Where to begin? Well, you’ll need a source of electricity at the pond site. Then, McQuaid recommends a variety of materials. If you want to avoid concrete, you’ll need a layer of sand at the bottom of the garden excavation, a water-garden liner and liner fabric to protect the liner, plus fieldstone and flagstone to anchor and cover the liner and make it look natural.
If you want that waterfall action, you’ll need black waterfall foam, which seals the gaps between the rocks in your waterfall so the flow won’t be lost between the stones. Add to the list a pump, filter, and tubing, plus a shovel-handled steel tamper, used to compress soil or to create a raised area for a waterfall.
Next, you need a plan: Use a rope to lay out the shape. Now it’s digging time, requiring three levels: the rock shelf at four to five inches, a shelf—like a step—at nine to 12 inches, and the bottom at 18 inches or more.

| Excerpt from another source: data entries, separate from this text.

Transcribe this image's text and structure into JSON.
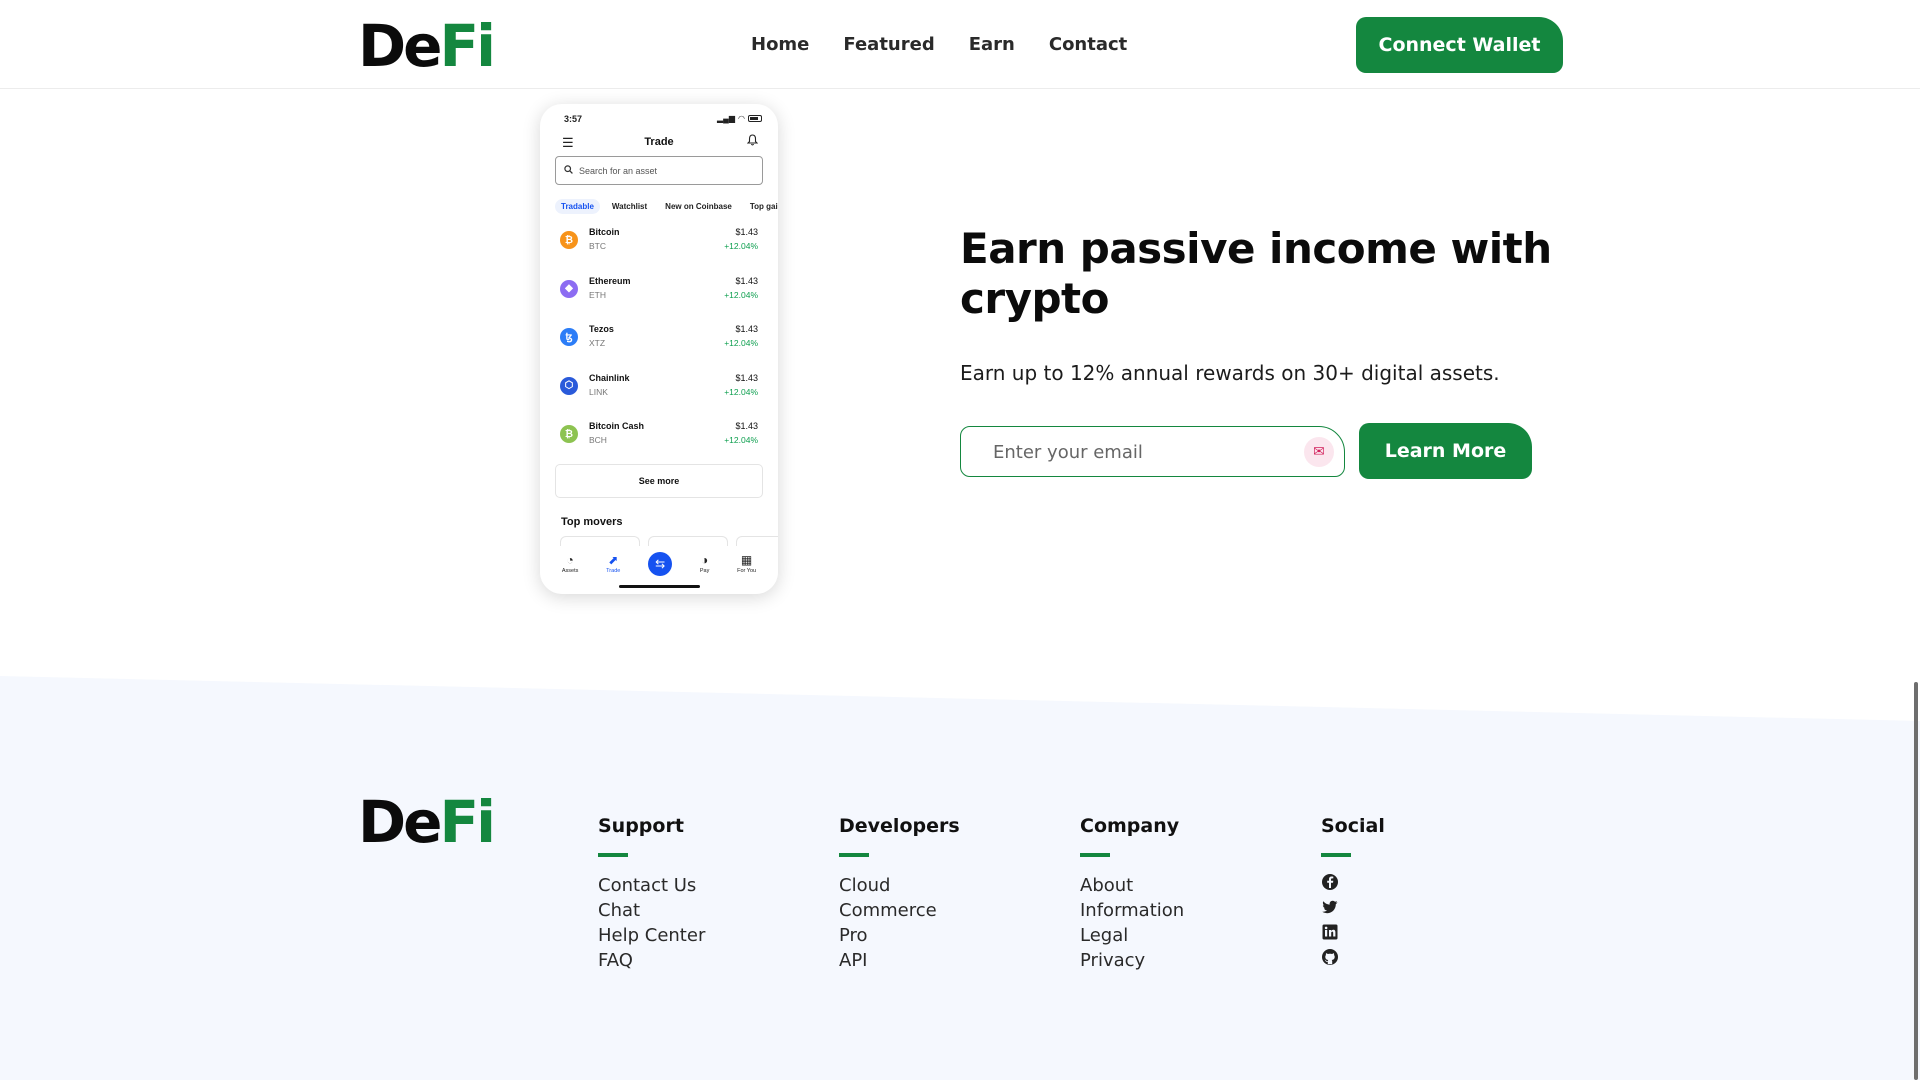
{
  "header": {
    "logo": {
      "part1": "De",
      "part2": "Fi"
    },
    "nav": [
      "Home",
      "Featured",
      "Earn",
      "Contact"
    ],
    "connect_label": "Connect Wallet"
  },
  "phone": {
    "time": "3:57",
    "title": "Trade",
    "search_placeholder": "Search for an asset",
    "tabs": [
      "Tradable",
      "Watchlist",
      "New on Coinbase",
      "Top gainers"
    ],
    "assets": [
      {
        "name": "Bitcoin",
        "symbol": "BTC",
        "price": "$1.43",
        "change": "+12.04%",
        "glyph": "₿",
        "color": "#f7931a"
      },
      {
        "name": "Ethereum",
        "symbol": "ETH",
        "price": "$1.43",
        "change": "+12.04%",
        "glyph": "◆",
        "color": "#8c6cf2"
      },
      {
        "name": "Tezos",
        "symbol": "XTZ",
        "price": "$1.43",
        "change": "+12.04%",
        "glyph": "ꜩ",
        "color": "#2c7df7"
      },
      {
        "name": "Chainlink",
        "symbol": "LINK",
        "price": "$1.43",
        "change": "+12.04%",
        "glyph": "⬡",
        "color": "#2a5ada"
      },
      {
        "name": "Bitcoin Cash",
        "symbol": "BCH",
        "price": "$1.43",
        "change": "+12.04%",
        "glyph": "₿",
        "color": "#8dc351"
      }
    ],
    "see_more": "See more",
    "top_movers": "Top movers",
    "bottom_nav": [
      {
        "label": "Assets",
        "icon": "pie-chart-icon"
      },
      {
        "label": "Trade",
        "icon": "trend-icon"
      },
      {
        "label": "Pay",
        "icon": "pay-icon"
      },
      {
        "label": "For You",
        "icon": "grid-icon"
      }
    ]
  },
  "hero": {
    "title": "Earn passive income with crypto",
    "subtitle": "Earn up to 12% annual rewards on 30+ digital assets.",
    "email_placeholder": "Enter your email",
    "learn_more": "Learn More"
  },
  "footer": {
    "logo": {
      "part1": "De",
      "part2": "Fi"
    },
    "columns": [
      {
        "title": "Support",
        "links": [
          "Contact Us",
          "Chat",
          "Help Center",
          "FAQ"
        ]
      },
      {
        "title": "Developers",
        "links": [
          "Cloud",
          "Commerce",
          "Pro",
          "API"
        ]
      },
      {
        "title": "Company",
        "links": [
          "About",
          "Information",
          "Legal",
          "Privacy"
        ]
      },
      {
        "title": "Social",
        "icons": [
          "facebook-icon",
          "twitter-icon",
          "linkedin-icon",
          "github-icon"
        ]
      }
    ]
  },
  "colors": {
    "brand_green": "#14873f",
    "footer_bg": "#f5f8fe",
    "phone_accent": "#1652f0",
    "positive": "#0e9f4f"
  }
}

“Cut the side walls of the water garden at a slight angle,” McQuaid says. “This will add support to the walls, so they don’t collapse. It’s also important that the ground outside the pond slopes away, so water from outside doesn’t come in.”
After the sand cushion has been placed on the pond floor, line the walls and shelves with liner fabric and install the liner. The pond should be finished by placing stones, known as coping, around the edge. Presto, it’s a pond—making your backyard, like Jones’, the most Zen place you know.